The game ends when $\phi$ is a literal. Since $\sigma$ has quantifier depth at most $n$, we have played at most $n$ moves in the EF game $G_n(A,B)$. (If desired, finish this game by picking arbitrary moves for Spoiler and using Duplicator’s winning strategy to respond.) Suppose $\phi \equiv R(v_{i(1)},\dots,v_{i(k)})$. Since we always used True’s winning strategy to play in $S_\sigma(A)$, we know that $R^A(a_{i(1)},\dots,a_{i(k)})$ holds.

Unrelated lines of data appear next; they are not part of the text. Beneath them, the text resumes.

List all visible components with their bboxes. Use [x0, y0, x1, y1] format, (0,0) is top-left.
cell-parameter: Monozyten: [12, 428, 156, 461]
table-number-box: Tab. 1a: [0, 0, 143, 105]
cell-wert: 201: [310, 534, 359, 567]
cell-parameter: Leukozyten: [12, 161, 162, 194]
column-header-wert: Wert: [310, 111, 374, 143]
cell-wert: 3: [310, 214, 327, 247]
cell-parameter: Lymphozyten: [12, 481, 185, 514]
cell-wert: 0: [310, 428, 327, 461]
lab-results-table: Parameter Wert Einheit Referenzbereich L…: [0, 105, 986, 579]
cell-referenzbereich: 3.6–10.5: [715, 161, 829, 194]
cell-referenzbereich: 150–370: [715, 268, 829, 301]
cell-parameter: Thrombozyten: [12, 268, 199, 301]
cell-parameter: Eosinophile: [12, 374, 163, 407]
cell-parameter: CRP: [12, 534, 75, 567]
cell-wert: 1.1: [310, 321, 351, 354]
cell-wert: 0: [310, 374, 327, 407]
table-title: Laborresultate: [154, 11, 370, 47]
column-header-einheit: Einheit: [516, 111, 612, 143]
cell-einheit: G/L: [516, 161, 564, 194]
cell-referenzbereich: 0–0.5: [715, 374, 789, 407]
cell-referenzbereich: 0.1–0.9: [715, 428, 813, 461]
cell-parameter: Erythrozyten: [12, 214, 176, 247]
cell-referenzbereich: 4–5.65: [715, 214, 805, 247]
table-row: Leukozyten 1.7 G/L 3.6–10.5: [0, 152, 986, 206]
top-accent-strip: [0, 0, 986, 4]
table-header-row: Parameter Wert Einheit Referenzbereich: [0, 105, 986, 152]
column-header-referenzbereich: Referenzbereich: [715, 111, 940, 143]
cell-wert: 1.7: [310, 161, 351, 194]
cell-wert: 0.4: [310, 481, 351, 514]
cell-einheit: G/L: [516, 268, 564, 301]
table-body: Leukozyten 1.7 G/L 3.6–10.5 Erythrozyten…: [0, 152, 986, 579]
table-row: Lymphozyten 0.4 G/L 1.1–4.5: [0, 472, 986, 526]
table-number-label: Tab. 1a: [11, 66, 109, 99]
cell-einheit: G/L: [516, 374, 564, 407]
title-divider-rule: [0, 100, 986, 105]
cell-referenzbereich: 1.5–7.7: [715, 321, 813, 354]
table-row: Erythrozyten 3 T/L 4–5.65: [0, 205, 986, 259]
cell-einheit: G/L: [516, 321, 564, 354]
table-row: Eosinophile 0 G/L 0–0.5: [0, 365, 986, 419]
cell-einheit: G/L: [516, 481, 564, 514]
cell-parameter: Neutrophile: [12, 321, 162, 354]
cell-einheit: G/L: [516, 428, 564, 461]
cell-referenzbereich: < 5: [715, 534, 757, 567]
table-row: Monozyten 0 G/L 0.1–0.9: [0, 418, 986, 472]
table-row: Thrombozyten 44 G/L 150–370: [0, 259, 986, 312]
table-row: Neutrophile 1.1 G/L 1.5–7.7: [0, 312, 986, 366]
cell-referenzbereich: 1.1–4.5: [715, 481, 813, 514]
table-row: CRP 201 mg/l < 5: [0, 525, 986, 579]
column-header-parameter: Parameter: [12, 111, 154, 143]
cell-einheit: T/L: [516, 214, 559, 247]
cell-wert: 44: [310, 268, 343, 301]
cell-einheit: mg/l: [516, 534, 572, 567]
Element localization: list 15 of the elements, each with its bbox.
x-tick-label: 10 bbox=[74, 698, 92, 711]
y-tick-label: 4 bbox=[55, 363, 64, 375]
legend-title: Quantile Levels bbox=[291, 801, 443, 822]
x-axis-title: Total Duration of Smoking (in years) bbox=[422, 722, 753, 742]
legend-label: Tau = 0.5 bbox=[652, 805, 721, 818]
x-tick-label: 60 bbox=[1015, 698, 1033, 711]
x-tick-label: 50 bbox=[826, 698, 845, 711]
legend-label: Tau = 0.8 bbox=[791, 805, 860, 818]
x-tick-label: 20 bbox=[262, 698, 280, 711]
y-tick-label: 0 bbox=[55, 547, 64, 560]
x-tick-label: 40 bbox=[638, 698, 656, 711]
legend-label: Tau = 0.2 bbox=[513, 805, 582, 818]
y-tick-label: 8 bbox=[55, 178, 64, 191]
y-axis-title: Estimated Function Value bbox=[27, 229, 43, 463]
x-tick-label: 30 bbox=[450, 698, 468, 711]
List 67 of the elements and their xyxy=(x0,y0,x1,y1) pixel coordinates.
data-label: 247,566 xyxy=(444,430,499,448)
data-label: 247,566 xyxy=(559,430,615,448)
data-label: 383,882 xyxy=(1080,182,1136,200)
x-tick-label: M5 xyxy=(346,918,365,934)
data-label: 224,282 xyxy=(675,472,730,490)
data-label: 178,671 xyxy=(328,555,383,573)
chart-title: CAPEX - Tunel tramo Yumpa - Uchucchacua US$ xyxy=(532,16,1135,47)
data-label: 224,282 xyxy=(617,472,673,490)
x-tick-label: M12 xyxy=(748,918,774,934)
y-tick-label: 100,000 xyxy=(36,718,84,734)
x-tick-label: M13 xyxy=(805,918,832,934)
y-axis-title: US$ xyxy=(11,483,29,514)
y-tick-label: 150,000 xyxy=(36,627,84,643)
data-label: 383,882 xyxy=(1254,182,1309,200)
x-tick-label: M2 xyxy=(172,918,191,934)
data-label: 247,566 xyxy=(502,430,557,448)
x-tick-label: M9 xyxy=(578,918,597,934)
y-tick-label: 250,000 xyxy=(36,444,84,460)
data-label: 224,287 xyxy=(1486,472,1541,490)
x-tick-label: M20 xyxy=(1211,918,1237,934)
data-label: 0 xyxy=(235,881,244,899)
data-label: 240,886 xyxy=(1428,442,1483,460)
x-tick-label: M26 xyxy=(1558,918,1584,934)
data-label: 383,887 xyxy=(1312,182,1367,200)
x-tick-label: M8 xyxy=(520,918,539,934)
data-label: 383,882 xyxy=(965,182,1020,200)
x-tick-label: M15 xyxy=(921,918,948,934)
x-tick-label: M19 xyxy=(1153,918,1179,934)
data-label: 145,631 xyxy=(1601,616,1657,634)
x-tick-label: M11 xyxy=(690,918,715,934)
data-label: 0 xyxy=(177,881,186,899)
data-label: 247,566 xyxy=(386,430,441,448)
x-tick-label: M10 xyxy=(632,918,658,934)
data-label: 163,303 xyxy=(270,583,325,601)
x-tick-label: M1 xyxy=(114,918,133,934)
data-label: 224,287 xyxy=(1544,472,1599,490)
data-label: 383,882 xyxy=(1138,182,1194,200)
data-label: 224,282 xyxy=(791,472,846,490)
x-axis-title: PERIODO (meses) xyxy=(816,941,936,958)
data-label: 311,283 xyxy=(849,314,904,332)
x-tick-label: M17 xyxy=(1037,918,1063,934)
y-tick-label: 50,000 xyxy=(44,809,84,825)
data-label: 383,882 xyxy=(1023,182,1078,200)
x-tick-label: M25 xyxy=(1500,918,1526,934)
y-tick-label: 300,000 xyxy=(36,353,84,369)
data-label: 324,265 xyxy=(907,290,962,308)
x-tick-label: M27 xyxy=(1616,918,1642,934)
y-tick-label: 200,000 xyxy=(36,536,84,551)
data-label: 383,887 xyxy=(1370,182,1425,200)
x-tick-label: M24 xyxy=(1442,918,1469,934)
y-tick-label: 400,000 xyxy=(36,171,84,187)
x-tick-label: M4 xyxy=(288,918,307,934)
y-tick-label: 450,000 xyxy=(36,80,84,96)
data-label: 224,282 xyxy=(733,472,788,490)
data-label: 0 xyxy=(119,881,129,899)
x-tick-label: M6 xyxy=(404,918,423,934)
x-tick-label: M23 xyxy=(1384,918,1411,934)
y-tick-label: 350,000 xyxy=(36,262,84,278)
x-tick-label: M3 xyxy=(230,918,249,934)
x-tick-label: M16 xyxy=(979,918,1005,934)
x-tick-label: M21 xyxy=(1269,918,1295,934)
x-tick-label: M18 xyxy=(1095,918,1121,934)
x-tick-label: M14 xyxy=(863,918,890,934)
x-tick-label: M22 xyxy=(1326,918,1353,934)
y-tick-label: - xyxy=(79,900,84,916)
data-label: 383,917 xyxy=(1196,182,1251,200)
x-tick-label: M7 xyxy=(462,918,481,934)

Now observe that by the way we played the quantifier moves, we have the correspondences $a_{i(1)} \mapsto b_{i(1)},\dots,a_{i(k)} \mapsto b_{i(k)}$ in the play of the EF game $G_n(A,B)$. Since we always used Duplicator’s winning strategy in $G_n(A,B)$, this correspondence is a finite partial isomorphism from $A$ to $B$, in particular $R^A(a_{i(1)},\dots,a_{i(k)})$ iff $R^B(b_{i(1)},\dots,b_{i(k)})$. Therefore, $R^B(b_{i(1)},\dots,b_{i(k)})$ and True wins the play of $S_\sigma(B)$. Since we always let False play freely in $S_\sigma(B)$, this shows that we have defined a winning strategy for True. Therefore, $B \vDash \sigma$, as required.

#### Notes

1. The original version of this post claimed to have a game-theoretic proof of the backward implication of Fraïssé’s Theorem. Unfortunately, that proof was flawed and it has now been deleted.
2. This proof was originally developed for a REU that I supervised at Cornell University in Summer 2008. It was originally posted on a blog that I used to maintain some years ago. Since I find this proof very interesting, I decided to salvage it and repost it here.
3. The use of restricted formulas is a little bit of a cheat. The main reason for this was to simplify the definition of the semantic games. Negations can be incorporated in these games by adding the following clause to the definition of $S_\phi$: if $\phi \equiv \lnot\psi$, then True and False swap roles and play the subgame $S_\psi(A)$. The rest of the proof works exactly in the same way, except that because True and False swap roles every time they hit a negation, it becomes tricky to keep track of who is who.